The EAT has given its first decision on the meaning of “in the public interest” in a whistleblowing context. It held that an employee’s disclosures about his employer’s manipulation of its accounts, which resulted in the underpayment of his commission, were made in the reasonable belief that they were “in the public interest”. A key factor was that the issue affected 100 other senior managers, as well as the Claimant. This generous interpretation of “public interest” means it is unlikely to prove a significant hurdle for workers to overcome.
Disclosures about the Claimant’s commission were “in the public interest”

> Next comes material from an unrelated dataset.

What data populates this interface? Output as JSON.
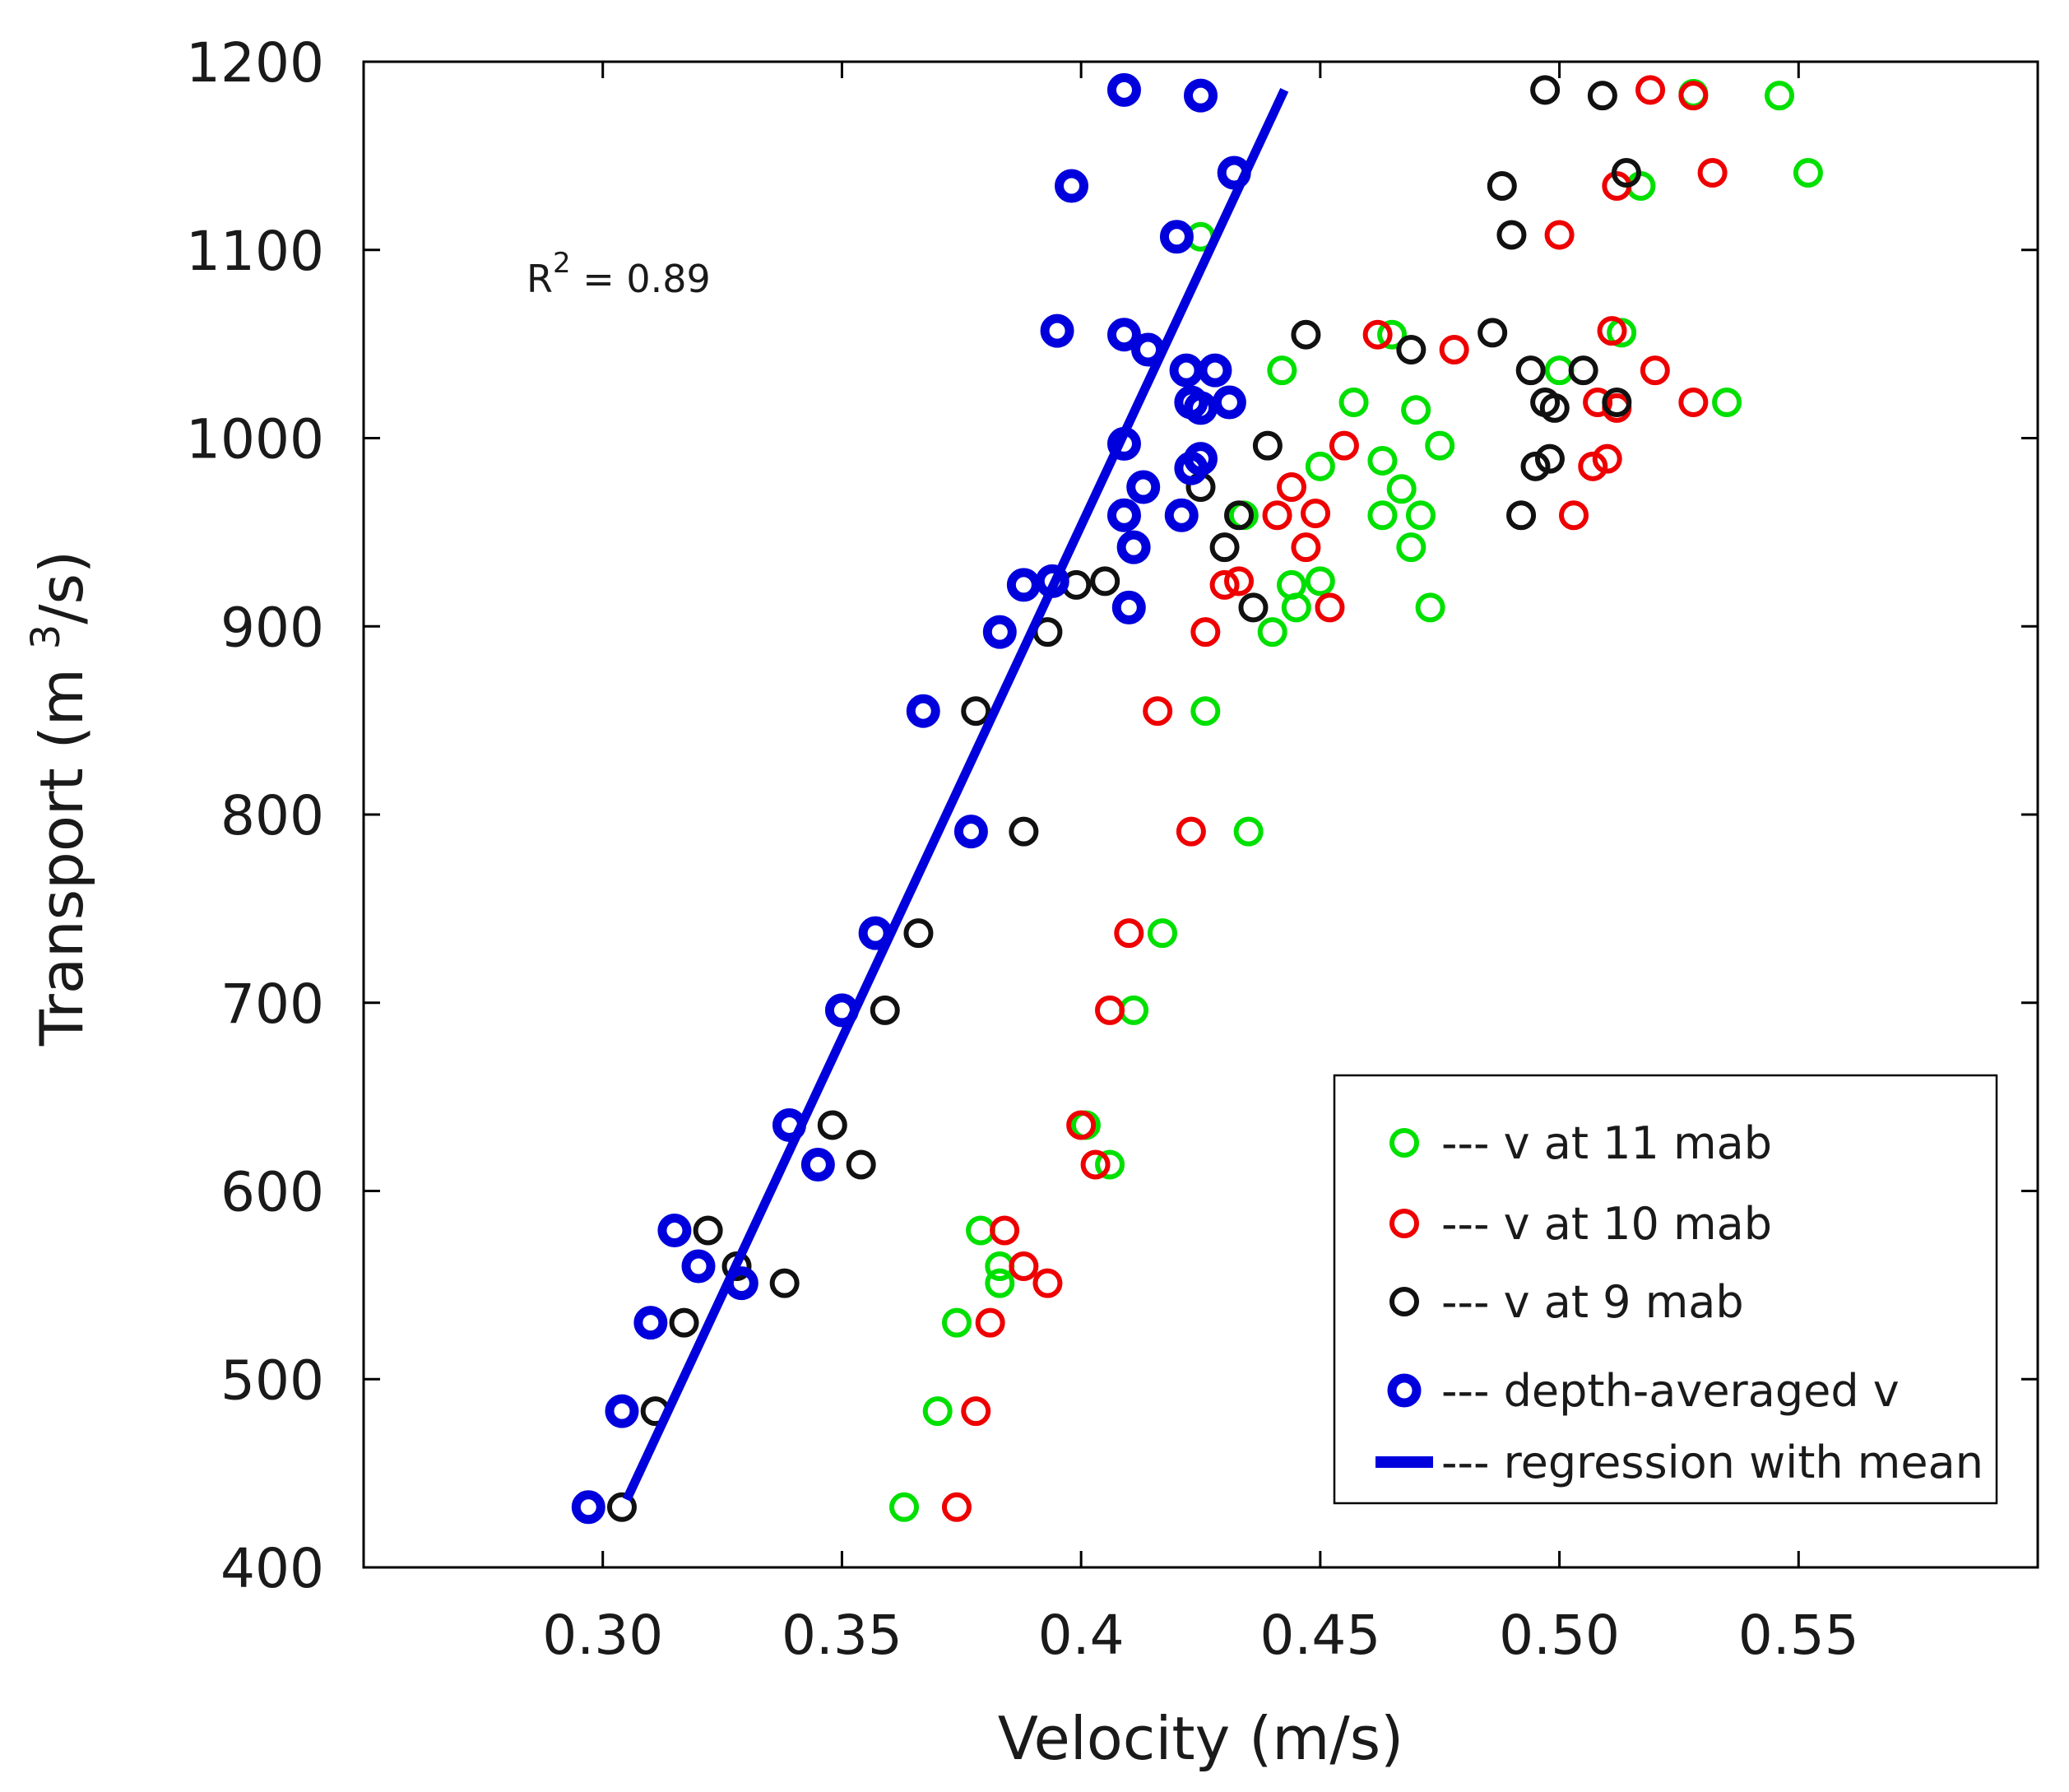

Since June 2013, in order to make a qualifying disclosure, a worker must disclose information which in his reasonable belief is “in the public interest”. This change was intended to close the loophole which enabled a worker to rely on a disclosure about a breach of his own employment contract, even where there was no wider public interest. In Chesterton Global Ltd v Nurmohamed, the Claimant made various disclosures to his employer, alleging it was manipulating its accounts, resulting in lower commission payments to him and 100 other senior managers. The Tribunal found that the disclosures were made in the reasonable belief that the matter was in the interest of the other senior managers, and this was a sufficiently large section of the public to satisfy the public interest test.

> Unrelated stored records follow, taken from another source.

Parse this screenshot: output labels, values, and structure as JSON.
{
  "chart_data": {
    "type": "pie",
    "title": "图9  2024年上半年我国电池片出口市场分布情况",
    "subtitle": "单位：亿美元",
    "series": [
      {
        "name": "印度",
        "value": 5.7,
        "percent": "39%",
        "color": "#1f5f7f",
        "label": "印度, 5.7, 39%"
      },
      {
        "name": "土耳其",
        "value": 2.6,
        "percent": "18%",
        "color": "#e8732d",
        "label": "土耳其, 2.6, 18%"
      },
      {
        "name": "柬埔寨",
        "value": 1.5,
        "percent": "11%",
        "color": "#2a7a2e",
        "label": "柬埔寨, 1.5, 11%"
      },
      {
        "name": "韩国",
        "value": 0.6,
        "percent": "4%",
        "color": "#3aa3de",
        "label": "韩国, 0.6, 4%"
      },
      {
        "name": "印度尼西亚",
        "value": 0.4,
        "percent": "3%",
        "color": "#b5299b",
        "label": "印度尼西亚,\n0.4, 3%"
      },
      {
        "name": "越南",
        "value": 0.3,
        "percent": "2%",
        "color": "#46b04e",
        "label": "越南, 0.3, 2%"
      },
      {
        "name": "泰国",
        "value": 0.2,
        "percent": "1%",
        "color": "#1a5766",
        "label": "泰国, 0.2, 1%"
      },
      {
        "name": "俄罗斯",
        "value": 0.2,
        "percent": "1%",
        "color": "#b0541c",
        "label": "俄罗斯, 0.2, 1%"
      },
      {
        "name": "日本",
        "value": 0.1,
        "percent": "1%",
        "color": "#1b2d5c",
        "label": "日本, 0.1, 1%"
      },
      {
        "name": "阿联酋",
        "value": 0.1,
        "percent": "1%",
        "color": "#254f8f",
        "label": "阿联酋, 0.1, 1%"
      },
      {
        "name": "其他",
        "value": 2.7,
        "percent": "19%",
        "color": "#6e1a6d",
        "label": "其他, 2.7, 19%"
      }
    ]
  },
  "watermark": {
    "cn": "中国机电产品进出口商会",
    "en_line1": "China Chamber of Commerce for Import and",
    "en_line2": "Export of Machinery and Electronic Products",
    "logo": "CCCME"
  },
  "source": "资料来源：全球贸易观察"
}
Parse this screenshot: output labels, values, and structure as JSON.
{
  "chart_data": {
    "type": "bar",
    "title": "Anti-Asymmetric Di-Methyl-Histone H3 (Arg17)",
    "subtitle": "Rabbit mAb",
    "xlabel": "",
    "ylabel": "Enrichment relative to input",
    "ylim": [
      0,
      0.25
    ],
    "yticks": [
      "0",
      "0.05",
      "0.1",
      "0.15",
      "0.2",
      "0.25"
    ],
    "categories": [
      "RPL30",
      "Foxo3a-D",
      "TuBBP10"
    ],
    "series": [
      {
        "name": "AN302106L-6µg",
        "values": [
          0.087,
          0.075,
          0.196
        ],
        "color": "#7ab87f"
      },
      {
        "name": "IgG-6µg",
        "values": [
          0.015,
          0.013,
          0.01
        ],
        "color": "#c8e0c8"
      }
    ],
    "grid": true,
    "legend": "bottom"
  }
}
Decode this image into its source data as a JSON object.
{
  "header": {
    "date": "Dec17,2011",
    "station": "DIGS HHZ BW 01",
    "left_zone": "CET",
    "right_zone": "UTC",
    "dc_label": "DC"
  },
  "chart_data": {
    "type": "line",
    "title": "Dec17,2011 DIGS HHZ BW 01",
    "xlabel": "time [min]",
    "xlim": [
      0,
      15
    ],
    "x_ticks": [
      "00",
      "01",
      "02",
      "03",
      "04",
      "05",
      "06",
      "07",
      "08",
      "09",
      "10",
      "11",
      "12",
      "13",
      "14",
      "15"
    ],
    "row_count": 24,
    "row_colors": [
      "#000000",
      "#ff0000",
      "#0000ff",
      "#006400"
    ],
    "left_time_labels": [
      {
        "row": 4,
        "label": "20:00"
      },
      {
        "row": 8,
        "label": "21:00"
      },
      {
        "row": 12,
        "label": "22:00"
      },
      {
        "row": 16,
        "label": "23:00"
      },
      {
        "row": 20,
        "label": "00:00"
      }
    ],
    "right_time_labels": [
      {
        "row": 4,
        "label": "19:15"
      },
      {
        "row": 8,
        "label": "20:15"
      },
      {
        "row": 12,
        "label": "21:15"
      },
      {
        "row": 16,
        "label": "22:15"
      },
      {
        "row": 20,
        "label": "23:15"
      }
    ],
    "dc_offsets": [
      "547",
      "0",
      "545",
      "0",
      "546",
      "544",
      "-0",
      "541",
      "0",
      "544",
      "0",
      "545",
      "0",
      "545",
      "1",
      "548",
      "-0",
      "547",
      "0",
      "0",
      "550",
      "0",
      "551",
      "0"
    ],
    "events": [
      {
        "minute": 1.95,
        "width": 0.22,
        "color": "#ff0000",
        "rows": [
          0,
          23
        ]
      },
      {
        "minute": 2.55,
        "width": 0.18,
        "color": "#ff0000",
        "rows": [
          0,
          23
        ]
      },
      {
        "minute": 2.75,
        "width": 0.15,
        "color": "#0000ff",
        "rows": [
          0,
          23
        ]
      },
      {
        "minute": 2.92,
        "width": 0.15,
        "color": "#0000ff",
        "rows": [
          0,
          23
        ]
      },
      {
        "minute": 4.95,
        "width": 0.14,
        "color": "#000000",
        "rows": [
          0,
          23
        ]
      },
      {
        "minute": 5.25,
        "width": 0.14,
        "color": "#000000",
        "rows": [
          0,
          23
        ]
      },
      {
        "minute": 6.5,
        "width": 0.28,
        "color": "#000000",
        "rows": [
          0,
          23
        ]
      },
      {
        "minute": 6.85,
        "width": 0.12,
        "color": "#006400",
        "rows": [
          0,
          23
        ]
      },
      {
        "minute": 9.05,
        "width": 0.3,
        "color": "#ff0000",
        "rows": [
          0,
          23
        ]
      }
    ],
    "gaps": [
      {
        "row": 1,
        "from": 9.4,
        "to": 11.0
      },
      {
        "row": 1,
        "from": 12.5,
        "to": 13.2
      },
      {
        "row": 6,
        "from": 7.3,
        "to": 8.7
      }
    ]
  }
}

Dismissing the employer’s appeal, the EAT held that the issue was not whether the disclosures were actually in the public interest, but whether the Claimant had a reasonable belief that they were. It is therefore irrelevant that there is in fact no public interest in the disclosure, or it transpires that the disclosure was false. The EAT also emphasised that the sole reason for introducing the public interest test was to prevent a worker relying on breaches of his own contract that were of a “personal nature”. In Nurmohamed, even though the Claimant was primarily concerned about himself, he also had the other managers in mind. Accordingly, the Tribunal was entitled to find that the public interest requirement was satisfied.
Although the disclosures made by the Claimant in this case were in the context of a ‘private’ dispute with his employer, the test was satisfied because the other affected employees were a sufficiently large section of ‘the public’. This decision suggests that establishing a public interest is a relatively low hurdle for workers. However, it will be interesting to see how cases are decided where fewer individuals are affected.